When Microsoft was launching Azure during the last years, the team invented a service called Azure WebSites in the early days. This service was an amazing step in the direction of making a very complex topic as easy as possible. Just today we are looking for a similar thing in Amazon Web Services without luck.
Nowadays the service is called Azure App Services and can be called the backbone of Microsofts strategy to make the life of Software as a Service developers easier. Definitely Azure App Services is the solution for headache free operations of Web Applications because you get so many important features for free e.g.:
- Load Balancing
- SSL Certificate Management
- Patch Management and Operating System Updates
- Deployment Slots
Besides that, an Azure App Service is fault tolerant even if you operate just a single instance and allows you to scale out based on many indicators like CPU, RAM or Queue Length. Adding WebJobs to App Services was the missing piece to bring the workload of a Web Application into the background, e.g. the processing of uploaded images or data reports which needs to be prepared.
As soon as Software as a Service offerings are growing (e.g. Azure Costs) the background work is something you could start worrying when using Azure App Services. The scale out features look great for small apps but have their pitfalls e.g. you can only scale out on instance level and not on job level so when you want to increase the amount of workers in App Services you need to increase the instance count. The other challenge we had is that the WebJob shares CPU and RAM with the Website process. This could influence the perceived performance of your application. This challenge could be covered by operating several App Service Plans in parallel and let the WebSite run in a different plan to the background worker.
If you are at this point the costs perspective comes into the game. Operating a App Services Plan which just runs WebJobs is a great thing but the reality is that you don’t need all the nice WebSite features and normally you want to have more granular ways for scale out. We at Azure Costs started searching for an alternative which runs as well in Azure because we would like to keep the traffic in one data center to keep an eye on these costs as well. During this research we identified that container technology could be very helpful because it allows us to spin another 20 containers just for scale out in a specific area.

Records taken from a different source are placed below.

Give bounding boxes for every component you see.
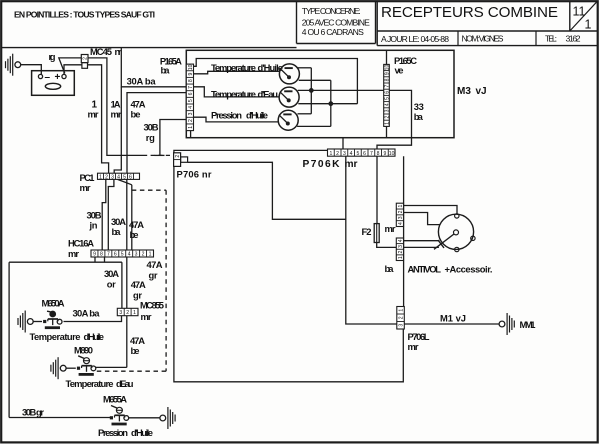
svg-text:8: 8 (100, 252, 103, 258)
svg-text:P706 nr: P706 nr (177, 168, 212, 179)
svg-text:gr: gr (149, 269, 158, 280)
svg-text:2: 2 (398, 210, 404, 213)
wire 30B gr left edge down (8, 262, 10, 417)
wire antivol lower pin1 to tick (404, 240, 440, 242)
svg-text:HC16A: HC16A (68, 238, 94, 249)
wire ground to M650A (33, 321, 42, 323)
wire ground to battery - terminal (21, 65, 42, 75)
label Pression d Huile (sensor) (98, 427, 153, 438)
svg-text:mr: mr (68, 248, 79, 259)
svg-text:8: 8 (188, 79, 194, 82)
svg-text:EN POINTILLES : TOUS TYPES SAU: EN POINTILLES : TOUS TYPES SAUF GTI (14, 9, 155, 19)
bus v1 vertical (310, 68, 312, 114)
connector strip antivol upper (396, 203, 404, 226)
ground (M890) (51, 357, 66, 379)
connector strip PC1 (98, 173, 140, 180)
svg-text:1: 1 (384, 122, 390, 125)
label Temperature d Huile (sensor) (30, 331, 105, 342)
gauge temperature huile (279, 64, 299, 84)
svg-text:1: 1 (398, 205, 404, 208)
svg-text:gr: gr (133, 289, 142, 300)
bus v2 vertical (330, 80, 332, 126)
svg-text:6: 6 (363, 151, 366, 157)
connector strip P706K (328, 149, 396, 157)
svg-text:8: 8 (384, 78, 390, 81)
connector strip P165A (186, 64, 193, 131)
svg-text:be: be (130, 229, 139, 240)
gauge temperature eau (279, 87, 299, 107)
svg-text:or: or (107, 278, 116, 289)
svg-text:3: 3 (398, 216, 404, 219)
sensor M650A temperature huile (43, 311, 62, 328)
svg-text:30A ba: 30A ba (127, 75, 157, 86)
svg-text:5: 5 (121, 252, 124, 258)
svg-text:–: – (45, 72, 51, 83)
label 33 ba (414, 101, 424, 122)
svg-text:4: 4 (128, 252, 131, 258)
header: type concerne box (297, 1, 376, 43)
wire gauge2 output to P165C pin6 (298, 89, 384, 91)
connector MC45 (81, 55, 88, 69)
junction dot v2 (329, 102, 333, 106)
P165C stub to box top (386, 50, 388, 64)
svg-text:Temperature: Temperature (211, 88, 256, 99)
label Pression d Huile (gauge) (211, 109, 268, 120)
svg-text:jn: jn (89, 220, 98, 231)
label P165C ve (394, 55, 417, 76)
svg-text:5: 5 (356, 151, 359, 157)
svg-text:4 OU 6 CADRANS: 4 OU 6 CADRANS (302, 27, 364, 37)
label ANTIVOL +Accessoir. (408, 264, 493, 275)
dashed wire 47A gr horizontal (132, 189, 166, 191)
svg-text:7: 7 (370, 151, 373, 157)
svg-text:9: 9 (188, 73, 194, 76)
wire M1 vJ to ground MM1 (404, 323, 499, 325)
svg-text:Pression: Pression (211, 109, 242, 120)
svg-text:7: 7 (107, 252, 110, 258)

Microsoft offers AKS (Azure Kubernetes Services) which gives you a fully managed Kubernetes Cluster running on Azure without having the pain to operate control plans. So it becomes very attractive also for smaller clusters consistent out of 2 up to 5 servers. Let’s review if and when yes, how AKS can cover the new requirements.
Requirement 1: Background Workers can’t influence the Web Site Host directly
We decided to let the WebSite be on an Azure App Service plan and use all the features like SSL certificates, Instance based Scale out based on CPU and RAM or Load Balancing. So by design the Kubernetes Cluster just runs on different hosts as the WebSite and they never influence each other on a direct way.
Requirement 2: Scale-Out is possible on a per job level
Kubernetes relies on docker containers which means what was a WebJob before, now becomes a container and it’s possible to scale out the containers as part of a deployment definition easily. Kubernetes has also native support for Azure to scale out the underlying servers called node pools in Azure. So the system becomes fully flexible and can breath as you need.
Requirement 3: Dedicated Resource Allocation for Job-Worker are possible
Azure App Services is totally shared which means the jobs are fighting with the Webserver for resources like RAM and CPU. It’s even not possible to allocate a minimum amount of CPU tickets to a dedicated worker. It could happen very easily that you overload the CPU when a lot of background work happens. Kubernetes has a different concept and strict Quality of Service classes (QOS) to avoid this topic and make it manageable.
Requirement 4: Patch-Management comes for free
Patch-Management is somehow the downside of AKS because you are operating virtual machines in the cloud and it’s up to you to trigger updates and so on. We decided to follow the idea of immutable infrastructure which means when we need an update we just re-deploy the whole cluster and remove the old one. It gives use all the capabilities Microsoft invests in his virtual machine image gallery for free.
Finally we defined for us that a good structure is to bail out all background work into a growing Kubernetes Cluster and dockerize our whole background logic. Since we did the change we have full control of resource allocation and can easily scale out on a per job level which means more people need on demand reports which should not block the IIS threads the system scales up this group of workers. Over the night when we import tons of data, the system scales up these kind of workers very easily.
Reviewing the costs speaks also a positive language. As Microsoft is not charging you for cluster management you just pay the virtual machines, and this means normally machines on premium storage for approx. 90% of the price of the corresponding App Service plan. Normally the machines can have double of the RAM the App Service Plan offers.
I can recommend the combination of Azure App Service Plans for your WebSite and WebServices and a Managed Kubernetes Cluster know as AKS for all the work behind the scene. How do you think about this architecture, did I miss something? Do you follow a different approach?